Accepting AI’s Weirdness

Abstract glitchy image of shades of blue, pink, yellow, and black

We actually paid for this stock art.

Aboard will soon roll out some helpful new AI features. I’ll tell you about them when they’re ready and not one moment before. But as a result, our team has gone pretty deep on AI over the last few months. Like a lot of people, I’ve started to use ChatGPT and its ilk almost daily, and developed a rough sense of what they’re good at and how they work.

The thing I’ve come to realize about AI in 2024 is that it’s not some magic brain or alien intelligence or even the unvarnished evil life-stealer it’s sometimes made out to be. Essentially, it’s a very lossy kind of compression. That sounds nerdy but bear with me: Have you ever seen a really, really compressed JPEG? The kind that’s all glitch? The core of the image is still inside there, but holding on by its fingertips. Whole swathes of color and shading are lost inside of big ugly rectangles of pixels.

A super-compressed version of Van Gogh's Starry Night
I know, I know. But it’s 30 kilobytes!

Sort of Like JPEGs

In some ways, that’s what the current crop of AI tools do. They compress lots and lots of information—text, image, more—in a very lossy way, like a super-squeezed JPEG. Except instead of a single image, it’s “The Web” or “five million images.”

This has some pros and some cons. It’s very expensive to make these models, because you have to chomp through countless terabytes of information, correlate it all out the wazoo, and then turn it into a database. But once they’re made, the resulting models often fit on a thumb drive. You can run them on phones, desktops, even inside web pages—whatever. This is a powerful, portable tool for research. It can help with grammar, explain a disease in basic terms, list notable women of ancient Rome; it knows a lot about a lot of things.

On the con side, the “uncompress” part is very messy and can lead to the cognitive and social equivalent of those big blocky pixels. A nice, or at least good, thing about JPEGs is you can see where the decompression happened: like in “The Starry Night” above, which is obviously compressed.
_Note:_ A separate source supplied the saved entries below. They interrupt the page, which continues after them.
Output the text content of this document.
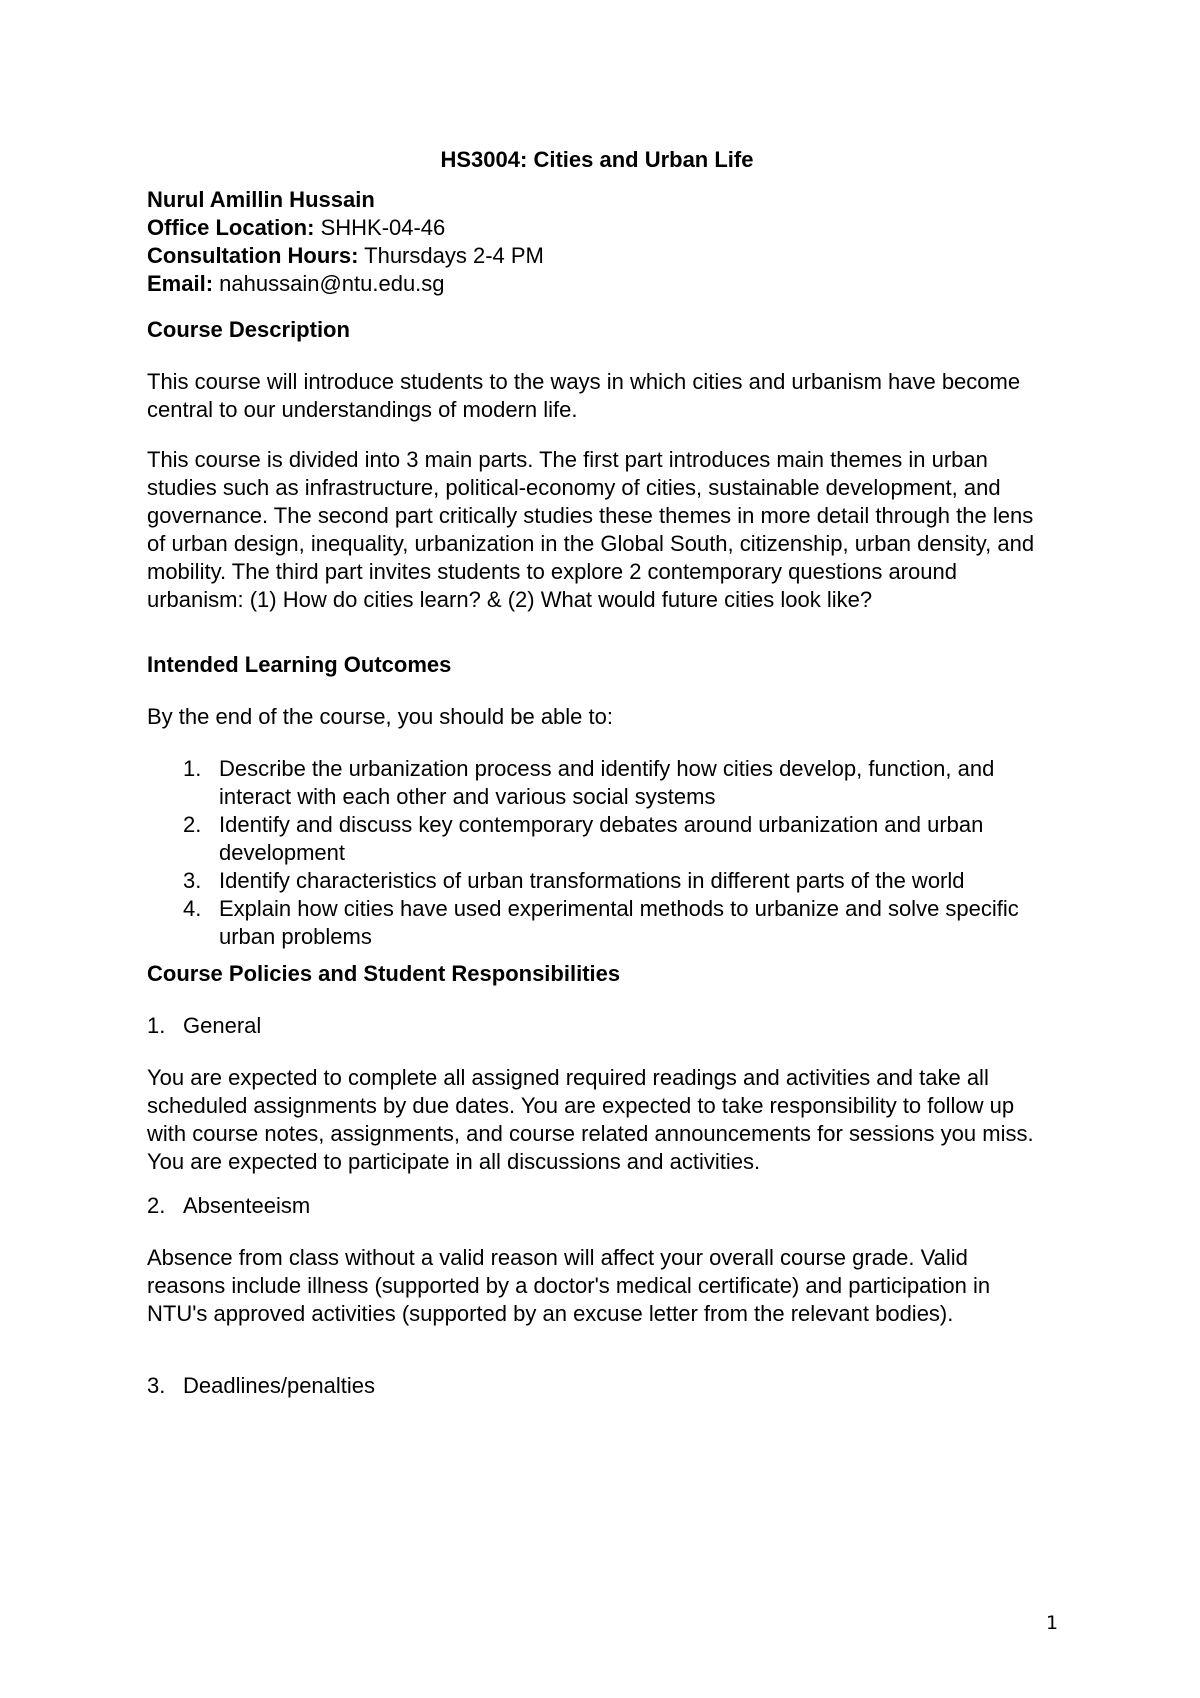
HS3004: Cities and Urban Life

Nurul Amillin Hussain

Office Location: SHHK-04-46

Consultation Hours: Thursdays 2-4 PM

Email: nahussain@ntu.edu.sg

Course Description
This course will introduce students to the ways in which cities and urbanism have become central to our understandings of modern life.
This course is divided into 3 main parts. The first part introduces main themes in urban studies such as infrastructure, political-economy of cities, sustainable development, and governance. The second part critically studies these themes in more detail through the lens of urban design, inequality, urbanization in the Global South, citizenship, urban density, and mobility. The third part invites students to explore 2 contemporary questions around urbanism: (1) How do cities learn? & (2) What would future cities look like?
Intended Learning Outcomes
By the end of the course, you should be able to:
1. Describe the urbanization process and identify how cities develop, function, and interact with each other and various social systems
2. Identify and discuss key contemporary debates around urbanization and urban development
3. Identify characteristics of urban transformations in different parts of the world
4. Explain how cities have used experimental methods to urbanize and solve specific urban problems
Course Policies and Student Responsibilities
1. General
You are expected to complete all assigned required readings and activities and take all scheduled assignments by due dates. You are expected to take responsibility to follow up with course notes, assignments, and course related announcements for sessions you miss. You are expected to participate in all discussions and activities.
2. Absenteeism
Absence from class without a valid reason will affect your overall course grade. Valid reasons include illness (supported by a doctor's medical certificate) and participation in NTU's approved activities (supported by an excuse letter from the relevant bodies).
3. Deadlines/penalties
1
But because of the way AI works, constantly guessing and filling in blanks, you can’t see the artifacts. It just keeps going until people have twelve fingers, stereotypes get reaffirmed, utter nonsense gets spewed, and so forth. You can see the forest, but the trees are all weird.

It’s really hard, on a technical level, to tell the AI when to stop decompressing. Because it doesn’t “know” anything. It’ll just keep filling in details if you let it, and by “filling in” I mean “making up along statistical lines.” So it’s up to humans to add guardrails. At places like OpenAI, that means they filter input. It doesn’t always work. Last week I tried to make a goofy picture of an evil baby dancing on a skull to send to my brother in the group chat but it refused.

ChatGPT: I must adhere to strict guidelines regarding the content I can generate. The inclusion of elements like skulls and scenes of destruction can conflict with these guidelines.

Paul: Just make clear the whole thing is silly


Black and white image of Paul's demonic AI-generated child, with googly eyes and holding a broken rake, cartoon skulls and flames drawn on the image
This image rules, so we all won.

The THC-Addled Intern With the Very Rich Dad

I do think that a pretty straightforward way of approaching AI is emerging: You should treat it like a slightly high intern. An intern who is just continually nibbling gummies. We all know this intern: They can be really smart, and they have access to an ungodly array of information and powerful data tools. But they don’t really care about the work, they are always a little bleary, and if you give them more than three things to do, they nod and go away and you find them six hours later by following their loud laughter to where all the interns are gathered, and when you approach, they go silent, and they say, “Oh hey, I’ll have that for you!” And somehow you feel like you’ve done something wrong and shuffle back to your desk, passing the rhododendron, and you hear them giggling quietly, and somehow that’s even worse. There’s also the fact that their dad is the CFO and they wear beige sweaters manufactured by Olsen twins.

You can’t really trust their output, but they do help you move things along. They’re good at using the web to gather stuff. They’re bright magpies, I guess, but their sativa-wrecked teen brains can’t quite figure out why you want this stuff, just that they have to do it or their dad will be mad. So they do what you ask, but they fill in the blanks with whatever comes to mind and hope you don’t get too annoyed about it.

AI is basically that—a perpetually cotton-mouthed undergrad who doesn’t really need the job—but, thank God, many hundreds of times faster. We wanted a smart robot that does our laundry and maintains our jetpacks, but we got a 19-year-old accelerated hyperstoner with no respect for copyright. But as always, we’ll work with what shows up.

So that’s how we think about AI, or at least how I do. Aboard people all have their own opinions. But you can do good stuff with it, and I can’t wait to show you how we put our perpetual-stoner robot intern to work.